J. Record: Any documentary material filed in the public records of a city, county or state office that pertains to the location of real property.

K. Shall, Should: “Shall,” in this document, is considered obligatory; “should” is considered advised and recommended.

L. The compliance or conformity with essential requirements. Also the equivalent of substantial performance, where inconsequential, trivial variations or omissions are minimized, but may occur.

M. Surveyor, Land Surveyor or Registered Professional Land Surveyor: A person holding a valid license to practice land surveying as a Registered Professional Land Surveyor in the state of Texas, as issued by the Texas Board of Professional Land Surveying.

N. Systematic Error: An error, which, for known changes in measurement conditions, results in proportional changes of values, which remain unchanged, both in magnitude and sign; an error, evident in a series of measurements, which is cumulative in total effect.

O. Tolerance: The allowable imperfection of any value stated or established in a survey. Each Category has 4 Conditions and each Condition has certain tolerances or specifications for values that must be met. The following explanations of tolerance items are to be used with the tolerance chart for each Category.
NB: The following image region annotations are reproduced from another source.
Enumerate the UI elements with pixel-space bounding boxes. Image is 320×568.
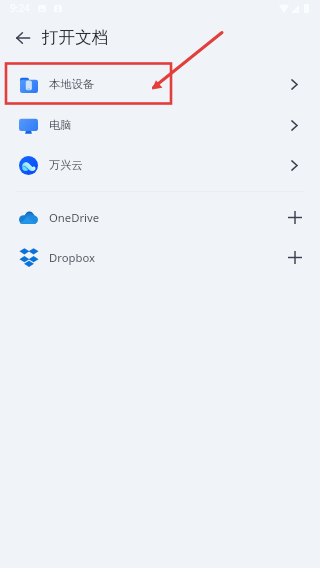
staticText: 9:24 [10, 1, 30, 15]
staticText: 电脑 [49, 118, 72, 132]
staticText: OneDrive [49, 210, 100, 225]
button[interactable]: 本地设备 [0, 64, 320, 104]
staticText: 本地设备 [49, 77, 95, 91]
button[interactable]: 万兴云 [0, 145, 320, 185]
staticText: 万兴云 [49, 158, 83, 172]
button[interactable]: OneDrive [0, 197, 320, 237]
staticText: 打开文档 [42, 27, 109, 48]
button[interactable]: 电脑 [0, 105, 320, 145]
staticText: Dropbox [49, 250, 96, 265]
button[interactable]: Back [6, 21, 39, 54]
button[interactable]: Dropbox [0, 237, 320, 277]
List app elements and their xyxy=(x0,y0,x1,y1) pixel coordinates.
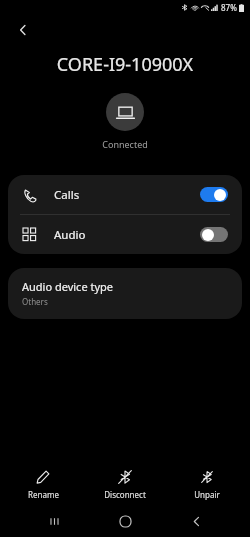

O.1 Error of closure reflects the precision of the survey and is the result of mathematically determining the latitude and departures and subsequently the misclosure of the traverse. Once this value has been determined and found to be of no lesser quality than required, any suitable adjustment may be made.

O.2 Angular closure for each Condition is expressed as the number of seconds allowable for any angle multiplied by the square root of the number of angles in the traverse. This value should not be exceeded in any loop closure. The basis for this angular value is well documented in standard textbooks on surveying practice and procedures.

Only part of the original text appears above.